The terminology question is telling. Despite the industry’s embrace of the phrase “micro drama,” viewers have not adopted it. They call the content “short story videos,” “short dramas,” “reels with stories” or simply “serials.” One respondent from Chennai said bluntly that “micro sounds like a scientific word.” The category is at the stage that OTT occupied in 2019 and podcasts in the same year: widely consumed, poorly named and not yet crystallised in the public imagination.
Platform awareness remains alarmingly thin. Only three platforms, Kuku TV at 78 per cent, Story TV at 46 per cent and Quick TV at 28 per cent, have crossed the 20 per cent awareness threshold. The rest languish in single digits. This creates a trust deficit that directly throttles monetisation: viewers who cannot remember which app they used are hardly primed to enter their payment details.
Yet the appetite is clearly there. Sixty-five per cent of viewers watch only Indian content, drawn by the TV-serial familiarity of the storytelling, the comfort of Hindi as a shared language and the sight of actors they half-recognise from decades of television. South languages are rising fast: Tamil, Telugu and Kannada together account for 24 per cent of first-choice viewing. And AI-generated content, still a novelty, has landed better than expected: 47 per cent of viewers call it creative and unique, with only 6 per cent actively rejecting it.
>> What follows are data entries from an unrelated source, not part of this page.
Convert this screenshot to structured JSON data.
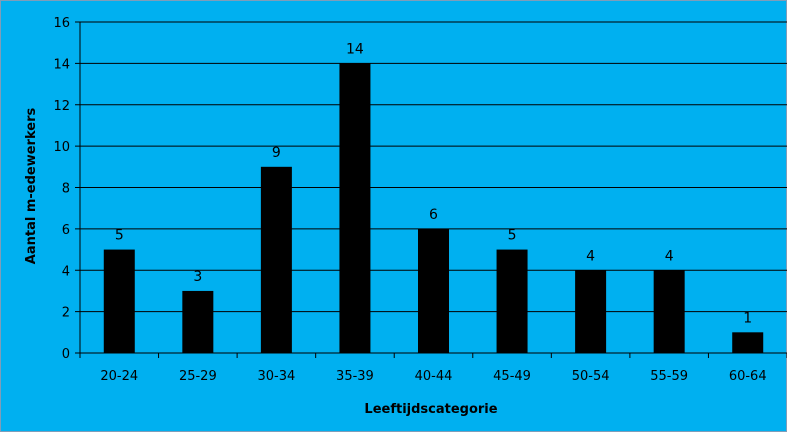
{
  "chart_data": {
    "type": "bar",
    "categories": [
      "20-24",
      "25-29",
      "30-34",
      "35-39",
      "40-44",
      "45-49",
      "50-54",
      "55-59",
      "60-64"
    ],
    "values": [
      5,
      3,
      9,
      14,
      6,
      5,
      4,
      4,
      1
    ],
    "data_labels": [
      "5",
      "3",
      "9",
      "14",
      "6",
      "5",
      "4",
      "4",
      "1"
    ],
    "title": "",
    "xlabel": "Leeftijdscategorie",
    "ylabel": "Aantal m-edewerkers",
    "ylim": [
      0,
      16
    ],
    "yticks": [
      0,
      2,
      4,
      6,
      8,
      10,
      12,
      14,
      16
    ],
    "ytick_labels": [
      "0",
      "2",
      "4",
      "6",
      "8",
      "10",
      "12",
      "14",
      "16"
    ],
    "grid": true,
    "legend": "none",
    "colors": {
      "background": "#00b0f0",
      "bar": "#000000",
      "gridline": "#000000"
    }
  }
}
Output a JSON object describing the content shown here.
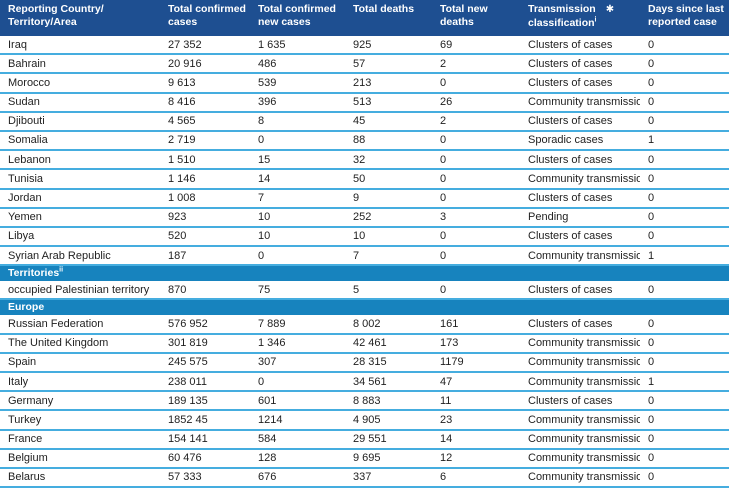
{
  "header": {
    "col_country": "Reporting Country/ Territory/Area",
    "col_confirmed_line1": "Total confirmed",
    "col_confirmed_line2": "cases",
    "col_new_cases_line1": "Total confirmed",
    "col_new_cases_line2": "new cases",
    "col_deaths": "Total deaths",
    "col_new_deaths": "Total new deaths",
    "col_transmission_line1": "Transmission",
    "col_transmission_star": "✱",
    "col_transmission_line2": "classification",
    "col_transmission_sup": "i",
    "col_days_line1": "Days since last",
    "col_days_line2": "reported case"
  },
  "colors": {
    "header_bg": "#1E4F91",
    "section_bg": "#1783BE",
    "row_border": "#45ADDF",
    "header_text": "#ffffff",
    "body_text": "#1f1f1f"
  },
  "table": {
    "rows": [
      {
        "type": "data",
        "cells": [
          "Iraq",
          "27 352",
          "1 635",
          "925",
          "69",
          "Clusters of cases",
          "0"
        ]
      },
      {
        "type": "data",
        "cells": [
          "Bahrain",
          "20 916",
          "486",
          "57",
          "2",
          "Clusters of cases",
          "0"
        ]
      },
      {
        "type": "data",
        "cells": [
          "Morocco",
          "9 613",
          "539",
          "213",
          "0",
          "Clusters of cases",
          "0"
        ]
      },
      {
        "type": "data",
        "cells": [
          "Sudan",
          "8 416",
          "396",
          "513",
          "26",
          "Community transmission",
          "0"
        ]
      },
      {
        "type": "data",
        "cells": [
          "Djibouti",
          "4 565",
          "8",
          "45",
          "2",
          "Clusters of cases",
          "0"
        ]
      },
      {
        "type": "data",
        "cells": [
          "Somalia",
          "2 719",
          "0",
          "88",
          "0",
          "Sporadic cases",
          "1"
        ]
      },
      {
        "type": "data",
        "cells": [
          "Lebanon",
          "1 510",
          "15",
          "32",
          "0",
          "Clusters of cases",
          "0"
        ]
      },
      {
        "type": "data",
        "cells": [
          "Tunisia",
          "1 146",
          "14",
          "50",
          "0",
          "Community transmission",
          "0"
        ]
      },
      {
        "type": "data",
        "cells": [
          "Jordan",
          "1 008",
          "7",
          "9",
          "0",
          "Clusters of cases",
          "0"
        ]
      },
      {
        "type": "data",
        "cells": [
          "Yemen",
          "923",
          "10",
          "252",
          "3",
          "Pending",
          "0"
        ]
      },
      {
        "type": "data",
        "cells": [
          "Libya",
          "520",
          "10",
          "10",
          "0",
          "Clusters of cases",
          "0"
        ]
      },
      {
        "type": "data",
        "cells": [
          "Syrian Arab Republic",
          "187",
          "0",
          "7",
          "0",
          "Community transmission",
          "1"
        ]
      },
      {
        "type": "section",
        "label": "Territories",
        "sup": "ii"
      },
      {
        "type": "data",
        "cells": [
          "occupied Palestinian territory",
          "870",
          "75",
          "5",
          "0",
          "Clusters of cases",
          "0"
        ]
      },
      {
        "type": "section",
        "label": "Europe",
        "sup": ""
      },
      {
        "type": "data",
        "cells": [
          "Russian Federation",
          "576 952",
          "7 889",
          "8 002",
          "161",
          "Clusters of cases",
          "0"
        ]
      },
      {
        "type": "data",
        "cells": [
          "The United Kingdom",
          "301 819",
          "1 346",
          "42 461",
          "173",
          "Community transmission",
          "0"
        ]
      },
      {
        "type": "data",
        "cells": [
          "Spain",
          "245 575",
          "307",
          "28 315",
          "1179",
          "Community transmission",
          "0"
        ]
      },
      {
        "type": "data",
        "cells": [
          "Italy",
          "238 011",
          "0",
          "34 561",
          "47",
          "Community transmission",
          "1"
        ]
      },
      {
        "type": "data",
        "cells": [
          "Germany",
          "189 135",
          "601",
          "8 883",
          "11",
          "Clusters of cases",
          "0"
        ]
      },
      {
        "type": "data",
        "cells": [
          "Turkey",
          "1852 45",
          "1214",
          "4 905",
          "23",
          "Community transmission",
          "0"
        ]
      },
      {
        "type": "data",
        "cells": [
          "France",
          "154 141",
          "584",
          "29 551",
          "14",
          "Community transmission",
          "0"
        ]
      },
      {
        "type": "data",
        "cells": [
          "Belgium",
          "60 476",
          "128",
          "9 695",
          "12",
          "Community transmission",
          "0"
        ]
      },
      {
        "type": "data",
        "cells": [
          "Belarus",
          "57 333",
          "676",
          "337",
          "6",
          "Community transmission",
          "0"
        ]
      }
    ]
  }
}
Shweta Bajpai, director, media and entertainment (India) at Meta, called micro drama “a category that is rewriting the rules of Indian entertainment,” adding that the discovery engine being social distinguishes this wave from previous content formats. Shailesh Kapoor, founder and chief executive of Ormax Media, was characteristically measured: the format, he said, is showing “the early signs of becoming a distinct content category” and, given how closely it aligns with natural mobile behaviour, “has the potential to scale very quickly.”
The format’s fundamental mechanics are working. It enters lives quietly, through boredom and a scrolling thumb, and burrows in through incompletion and habit. The challenge now is monetisation: converting a category of highly engaged but deeply anonymous viewers into paying customers who trust the platform enough to hand over their UPI credentials. The story, as any micro-drama writer knows, is only as good as the next cliffhanger. India’s platforms had better have one ready.